He's right that this question isn't fundamentally about the space of polynomials but rather about this particular arbitrary-looking distribution. But yeah, the question is interesting nonetheless.

It's impossible to have a uniform distribution over (-inf, +inf). Since the distribution is uniform, each digit has an equal chance of being zero through nine, but that's true of all digits or else it's no longer uniform. At that point 100% of the values drawn in any sampling of the distribution are infinite.

If scaling the coefficients down to [-1, +1] gives a uniform distribution, then the original distribution must have been uniform in [-x, +x] where x is the largest coefficient in the original polynomial. That, too, is a contradiction! It means that either -x or +x are guaranteed to be one of the random coefficients, which is very much not a uniform distribution.

(That said, I think the (-1, +1) version of the problem still has interest!)

Typically you would do a uniform (-x, x) and then take the limit.

This isn’t necessarily the same as the (-1, 1) version though

Its the same because the uniform distribution over (-x,x) can be obtained by taking a random variable uniformly distributed over (-1,1) and multiplying it by x.

This doesn't change anything for the question about roots because the roots of a polynomial don't change when you multiply it by x.

> Typically you would do a uniform (-x, x) and then take the limit.

But this is completely uninformative for the interval (-inf, +inf). Taking limits is a tool you can use, and it works well when the infinite behavior matches the limit of the finite behavior. The opposite is the case here and the infinite behavior is radically unlike the finite behavior. You might as well try to determine the value of an impulse function at zero by seeing what the limit is as you approach zero.

There is no such thing as a uniform distribution over (-inf, +inf) for the simple reason that the Lebesgue measure of (-inf, +inf) is +inf and you can’t make the integral of the whole set be equal to 1. For it to be a valid probabilistic distribution, the integral of 1 over the whole space relative to the distribution should be 1. But it won’t be. In U(a,b) a and b need to be bounded, so that you can divide the Lebesgue measure by (b - a).
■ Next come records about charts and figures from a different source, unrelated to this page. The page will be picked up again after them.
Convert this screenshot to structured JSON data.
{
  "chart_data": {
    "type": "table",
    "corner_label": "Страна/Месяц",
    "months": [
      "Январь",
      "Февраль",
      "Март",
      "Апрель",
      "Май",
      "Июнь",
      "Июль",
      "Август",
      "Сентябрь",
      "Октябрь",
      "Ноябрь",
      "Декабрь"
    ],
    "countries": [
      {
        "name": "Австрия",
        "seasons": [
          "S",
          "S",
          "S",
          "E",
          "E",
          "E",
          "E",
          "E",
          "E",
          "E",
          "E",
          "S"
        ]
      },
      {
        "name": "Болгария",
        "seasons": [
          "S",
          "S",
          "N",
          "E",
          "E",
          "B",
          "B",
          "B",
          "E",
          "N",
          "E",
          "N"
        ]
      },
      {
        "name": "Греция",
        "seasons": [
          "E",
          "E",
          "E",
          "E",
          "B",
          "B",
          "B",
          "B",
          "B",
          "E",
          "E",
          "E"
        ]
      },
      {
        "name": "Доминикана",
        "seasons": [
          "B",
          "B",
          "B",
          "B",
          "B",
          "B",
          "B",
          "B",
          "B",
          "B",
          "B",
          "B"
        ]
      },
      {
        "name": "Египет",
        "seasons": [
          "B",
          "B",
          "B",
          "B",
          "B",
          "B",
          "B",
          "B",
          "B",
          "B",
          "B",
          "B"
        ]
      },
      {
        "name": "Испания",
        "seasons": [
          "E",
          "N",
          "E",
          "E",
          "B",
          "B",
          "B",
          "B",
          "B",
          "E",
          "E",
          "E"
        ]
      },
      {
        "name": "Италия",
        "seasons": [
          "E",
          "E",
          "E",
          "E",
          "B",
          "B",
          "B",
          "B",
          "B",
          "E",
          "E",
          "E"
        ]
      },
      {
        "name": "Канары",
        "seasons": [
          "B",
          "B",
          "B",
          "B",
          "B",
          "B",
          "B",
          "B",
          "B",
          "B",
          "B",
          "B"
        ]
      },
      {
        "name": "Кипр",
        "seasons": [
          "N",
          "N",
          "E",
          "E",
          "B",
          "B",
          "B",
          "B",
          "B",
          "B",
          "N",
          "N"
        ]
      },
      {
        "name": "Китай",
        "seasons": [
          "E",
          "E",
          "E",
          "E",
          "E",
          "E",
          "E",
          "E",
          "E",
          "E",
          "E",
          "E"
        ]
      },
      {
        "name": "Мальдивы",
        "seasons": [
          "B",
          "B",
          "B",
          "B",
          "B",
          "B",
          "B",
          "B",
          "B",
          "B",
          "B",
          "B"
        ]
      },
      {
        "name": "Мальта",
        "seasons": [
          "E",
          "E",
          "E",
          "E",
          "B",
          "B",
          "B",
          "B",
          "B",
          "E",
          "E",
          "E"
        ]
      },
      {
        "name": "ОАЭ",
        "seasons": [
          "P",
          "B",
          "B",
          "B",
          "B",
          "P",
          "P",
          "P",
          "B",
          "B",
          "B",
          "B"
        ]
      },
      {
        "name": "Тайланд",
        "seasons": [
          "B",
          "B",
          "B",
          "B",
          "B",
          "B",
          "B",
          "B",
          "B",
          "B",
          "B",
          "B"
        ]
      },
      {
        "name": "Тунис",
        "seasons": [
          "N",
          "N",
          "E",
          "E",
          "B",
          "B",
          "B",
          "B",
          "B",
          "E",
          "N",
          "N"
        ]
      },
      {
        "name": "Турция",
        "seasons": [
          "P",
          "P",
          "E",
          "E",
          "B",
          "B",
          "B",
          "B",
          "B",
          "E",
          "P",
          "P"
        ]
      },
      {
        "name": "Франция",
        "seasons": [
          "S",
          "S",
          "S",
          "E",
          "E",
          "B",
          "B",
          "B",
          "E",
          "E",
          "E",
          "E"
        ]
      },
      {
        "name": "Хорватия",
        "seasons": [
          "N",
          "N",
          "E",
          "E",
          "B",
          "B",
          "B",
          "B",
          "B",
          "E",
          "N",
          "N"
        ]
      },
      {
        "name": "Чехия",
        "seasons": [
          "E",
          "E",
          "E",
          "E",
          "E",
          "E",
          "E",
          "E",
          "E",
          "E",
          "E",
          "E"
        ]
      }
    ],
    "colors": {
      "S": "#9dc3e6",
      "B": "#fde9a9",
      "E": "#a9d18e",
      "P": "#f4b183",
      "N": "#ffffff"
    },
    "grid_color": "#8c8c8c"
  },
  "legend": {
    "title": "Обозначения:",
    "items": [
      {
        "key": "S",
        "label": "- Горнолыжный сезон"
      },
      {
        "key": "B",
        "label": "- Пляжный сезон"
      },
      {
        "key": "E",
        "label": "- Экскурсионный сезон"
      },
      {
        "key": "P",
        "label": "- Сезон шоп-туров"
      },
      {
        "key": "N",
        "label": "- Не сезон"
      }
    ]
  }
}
You can't do it directly, that's what the scaling is for. Another trick would be to answer the question for (a,b) and then see what the answer is when b-a -> inf.

For some questions neither of those tricks will work. For this question scaling trick seems to work perfectly.

You're using a shorthand that captures an important point but does not quite dispose of the objection. Let R(X) be an indicator function that's 1 when largest root is real and 0 otherwise; then we want E[R(X)]. I think your point is that E[R(aX)]=E[R(X)], so the choice of Uniform(-1,1) rather than Uniform(-LargeNumber, LargeNumber) is a 'without loss of generality' simplification. Likewise we could take any scale mixture E[R(AX)] for A real, almost surely nonzero, and independent of X. That's a broad class of distributions, but it doesn't cover every 'natural' way of generating coefficient vectors; for example, you could sample X from a hypersphere instead of a hypercube.

> but it doesn't cover every 'natural' way of generating coefficient vectors;

But it covers one of the 'natural' ways. It seems like reasonable question to ponder.

Oh yeah, definitely reasonable. I'm a statistician by trade, so if I see R^n, I want to put a multivariate normal measure on it, which means hyperspheres. Hypercubes are cool too. Just as long as we don't treat the limit from growing the hypercube to cover R^n as being equivalent to a uniform measure on R^n. Unlike, say, in probabilistic number theory, where they shamelessly get away with defining the equivalent of a uniform probability measure on infinitely many integers, much to the consternation of every other kind of mathematician.